Hay que buscar medidas y no me refiero a la hora de organizar las novilladas en las grandes ferias, que por cierto, no sé por qué será, pero qué casualidad que quitando unas pocas plazas, las demás no organizan novilladas.
Si no quieren esto que por lo menos digan cuál es la solución que se puede dar. Parece que es mejor lo que pasa ahora que muchos torean, luego no cobran, pero encima callan.
No tengo ningún interés en esto, porque no me dedico a ello, ni gano dinero, pero veo que esto se acaba por un problema económico. Mi único fin es que el mundo de los toros tenga futuro, pero si los ayuntamientos no están rodeados de gente aficionada que me digan cómo se puede sostener y defender esto.
Nos hemos reunido con la Seguridad Social, pero el problema que es un régimen especial. Estamos hablando que si un picador o banderillero cobra alrededor de 650 por novilladas las deducciones son iguales que una mujer de ayuda a domicilio a media jornada en un mes. En Villaseca solo por Seguridad Social y los mínimos los gastos ascienden a 24.000 euros, que sumados a los 15.000 de la novillada provoca que montar un festejo cueste cerca de 40.000 euros.
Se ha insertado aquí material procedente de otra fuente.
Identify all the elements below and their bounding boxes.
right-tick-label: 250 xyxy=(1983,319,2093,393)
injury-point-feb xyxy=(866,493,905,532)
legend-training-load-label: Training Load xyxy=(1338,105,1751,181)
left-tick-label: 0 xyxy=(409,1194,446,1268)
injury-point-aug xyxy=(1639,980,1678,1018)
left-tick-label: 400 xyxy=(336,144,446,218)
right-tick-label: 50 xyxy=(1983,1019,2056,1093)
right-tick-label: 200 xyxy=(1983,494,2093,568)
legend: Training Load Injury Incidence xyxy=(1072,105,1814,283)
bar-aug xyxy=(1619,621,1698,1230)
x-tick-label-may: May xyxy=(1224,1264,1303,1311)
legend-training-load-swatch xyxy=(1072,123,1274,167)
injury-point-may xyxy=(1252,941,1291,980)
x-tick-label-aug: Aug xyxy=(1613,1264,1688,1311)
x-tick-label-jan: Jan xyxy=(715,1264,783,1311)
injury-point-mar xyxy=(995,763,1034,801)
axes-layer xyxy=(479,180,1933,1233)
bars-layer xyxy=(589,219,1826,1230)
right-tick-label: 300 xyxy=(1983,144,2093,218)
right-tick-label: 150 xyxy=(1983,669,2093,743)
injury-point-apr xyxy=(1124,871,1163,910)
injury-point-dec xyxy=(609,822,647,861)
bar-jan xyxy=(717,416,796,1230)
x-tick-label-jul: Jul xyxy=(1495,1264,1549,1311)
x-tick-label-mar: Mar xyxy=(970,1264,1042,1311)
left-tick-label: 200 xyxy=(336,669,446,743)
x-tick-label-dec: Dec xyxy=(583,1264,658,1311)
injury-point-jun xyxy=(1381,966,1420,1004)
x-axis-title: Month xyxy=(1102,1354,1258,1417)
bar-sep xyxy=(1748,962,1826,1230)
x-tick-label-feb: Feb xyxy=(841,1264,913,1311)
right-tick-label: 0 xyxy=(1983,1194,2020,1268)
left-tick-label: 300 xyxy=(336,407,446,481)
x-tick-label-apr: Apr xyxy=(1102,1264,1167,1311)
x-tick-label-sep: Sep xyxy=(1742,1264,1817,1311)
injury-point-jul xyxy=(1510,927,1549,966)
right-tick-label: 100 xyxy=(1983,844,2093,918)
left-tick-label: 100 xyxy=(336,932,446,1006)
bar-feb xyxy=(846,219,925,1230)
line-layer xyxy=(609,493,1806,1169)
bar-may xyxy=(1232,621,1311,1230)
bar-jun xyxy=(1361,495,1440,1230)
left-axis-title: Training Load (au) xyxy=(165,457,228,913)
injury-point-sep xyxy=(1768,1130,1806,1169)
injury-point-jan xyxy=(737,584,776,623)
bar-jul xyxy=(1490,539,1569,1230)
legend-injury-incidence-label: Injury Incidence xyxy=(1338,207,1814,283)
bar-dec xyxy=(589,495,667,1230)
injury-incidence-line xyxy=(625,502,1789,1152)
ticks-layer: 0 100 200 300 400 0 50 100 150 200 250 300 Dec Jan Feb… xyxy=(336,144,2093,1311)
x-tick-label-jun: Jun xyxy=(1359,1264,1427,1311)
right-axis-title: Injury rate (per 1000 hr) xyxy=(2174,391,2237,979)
Con todas estás medidas buscamos reducir un 30% los gastos de las novilladas, para que no pasen de los 30.000 euros. Yo no busco que dejen beneficios, pero por los menos que si consigues meter dos mil personas, cosa que no es fácil, puedas cubrir los gastos».
El jurado del Premio Nacional de Tauromaquia ha propuesto al Foro "en reconocimiento a los Ayuntamientos que lo conforman, por su ejemplar labor de promoción y defensa de la Tauromaquia desde la base, con la programación de Ferias de novilladas que permiten a los jóvenes perseguir su sueño de convertirse en toreros, impulsando de este modo la continuidad y renovación de la Fiesta".
Ante la difícil e insostenible situación económica de las novilladas, no solo en las plazas más sencillas sino en todas las ferias, porque son ruinosas económicamente, unas declaraciones tan sensatas como las del presidente del Foro premiado no deben caer en saco roto. Se ha puesto el dedo sobre la llaga, en el nudo gordiano que es preciso desatar en un momento tremendamente delicado para la Fiesta. Ha llegado el momento de buscar y encontrar soluciones para desatascar tan delicada situación. Para ello es indispensable que se sienten a dialogar todos los colectivos afectados. Lo que está en juego es el futuro del toreo.